In mediating a community dispute, the mediator must also fulfil an educational function in the sense that the proper management of conflicts permits parties to develop skills that assist them in resolving future problems. This in turn improves participants’ observance of the terms of agreements that have been reached, compared with solutions imposed by third parties.

The goal in community mediation includes the initiation and strengthening of community life and neighbourhood relations, and requires actions not contemplated in other types of mediation or litigation. These include developing an ongoing relationship with the community to maintain awareness of social reality, as mediation is based on interest, not position.

The Way Forward

During the dinner ceremony held for the participants on August 12, guest of honour Chow Kon Yeow, chief minister of Penang, acknowledged and commended the initiative taken by the Council of JPs in setting up a Mediation Bureau to provide pro-bono mediation services to the community. In his speech, the chief minister gave assurance that the state government will support the initiative by providing a grant, and will work with the bureau to set up a proper place for its operations, appealing to the media to promote and publicise the free-of-charge mediation services being offered. Chow further indicated that the revival of the JP role in the community is opportune for the appointment of a new breed of JPs in the near future.

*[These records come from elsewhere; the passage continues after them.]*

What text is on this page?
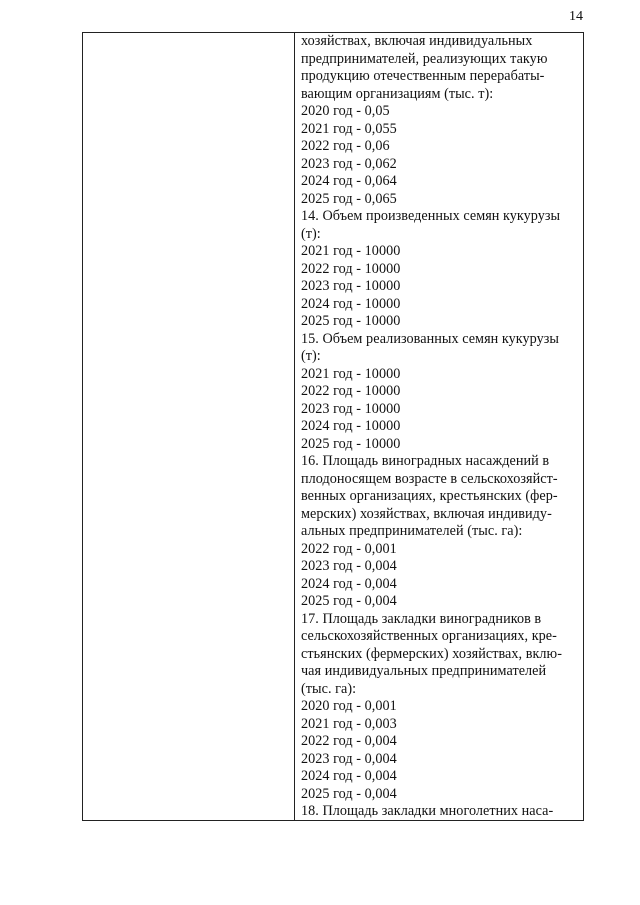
14
хозяйствах, включая индивидуальных
предпринимателей, реализующих такую
продукцию отечественным перерабаты-
вающим организациям (тыс. т):
2020 год - 0,05
2021 год - 0,055
2022 год - 0,06
2023 год - 0,062
2024 год - 0,064
2025 год - 0,065
14. Объем произведенных семян кукурузы
(т):
2021 год - 10000
2022 год - 10000
2023 год - 10000
2024 год - 10000
2025 год - 10000
15. Объем реализованных семян кукурузы
(т):
2021 год - 10000
2022 год - 10000
2023 год - 10000
2024 год - 10000
2025 год - 10000
16. Площадь виноградных насаждений в
плодоносящем возрасте в сельскохозяйст-
венных организациях, крестьянских (фер-
мерских) хозяйствах, включая индивиду-
альных предпринимателей (тыс. га):
2022 год - 0,001
2023 год - 0,004
2024 год - 0,004
2025 год - 0,004
17. Площадь закладки виноградников в
сельскохозяйственных организациях, кре-
стьянских (фермерских) хозяйствах, вклю-
чая индивидуальных предпринимателей
(тыс. га):
2020 год - 0,001
2021 год - 0,003
2022 год - 0,004
2023 год - 0,004
2024 год - 0,004
2025 год - 0,004
18. Площадь закладки многолетних наса-
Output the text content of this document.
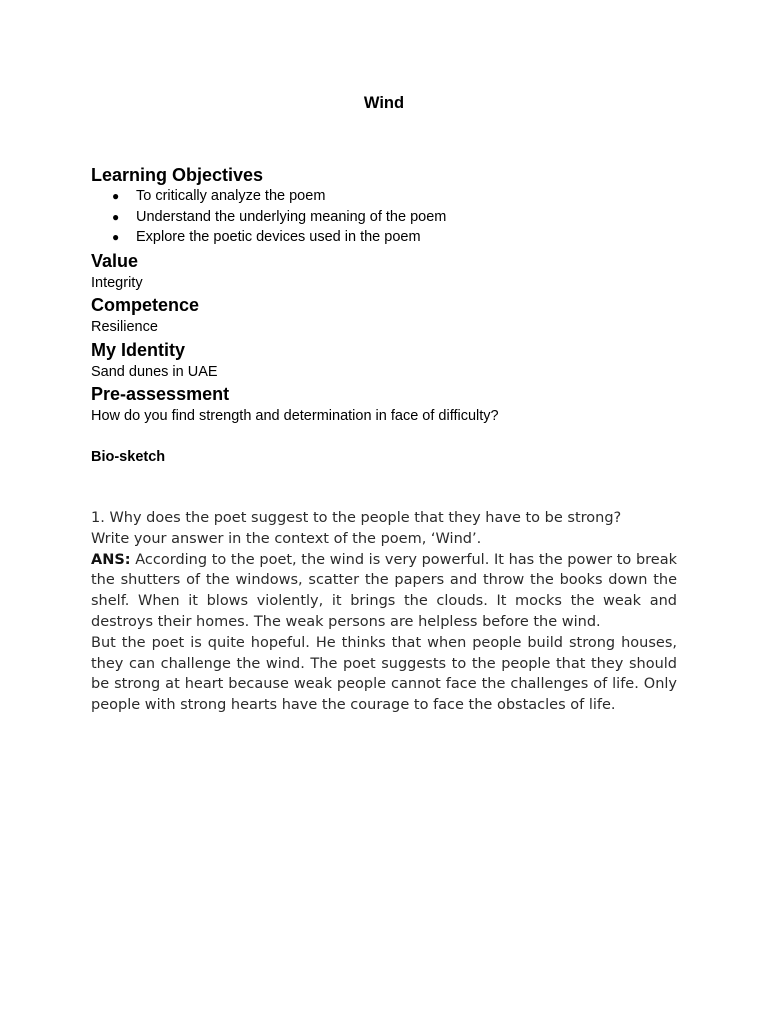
Wind
Learning Objectives
● To critically analyze the poem
● Understand the underlying meaning of the poem
● Explore the poetic devices used in the poem
Value
Integrity
Competence
Resilience
My Identity
Sand dunes in UAE
Pre-assessment
How do you find strength and determination in face of difficulty?
Bio-sketch

1. Why does the poet suggest to the people that they have to be strong?

Write your answer in the context of the poem, ‘Wind’.

ANS: According to the poet, the wind is very powerful. It has the power to break the shutters of the windows, scatter the papers and throw the books down the shelf. When it blows violently, it brings the clouds. It mocks the weak and destroys their homes. The weak persons are helpless before the wind.

But the poet is quite hopeful. He thinks that when people build strong houses, they can challenge the wind. The poet suggests to the people that they should be strong at heart because weak people cannot face the challenges of life. Only people with strong hearts have the courage to face the obstacles of life.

The director of AIAC, Datuk Sundra Rajoo, in his keynote speech lauded the initiative taken by the JPs in Penang. He invited all successful participants to apply to the Asian Institute of Alternative Dispute Resolution to be empanelled as mediators, and assured the Council of JPs of continued support from the AIAC in future mediation trainings.

With the support of the state government and the AIAC, the Mediation Bureau at the helm of the Council of JPs Penang can make great strides in providing mediation services to the public in Penang.

In time, it is hoped that the Penang initiative will be replicated in other states. The office of JP will then not wither away, but instead be transformed to serve the public.

The writers are trainers/facilitators at the Council of Justices of the Peace Penang and AIAC’s Mediation Training Course.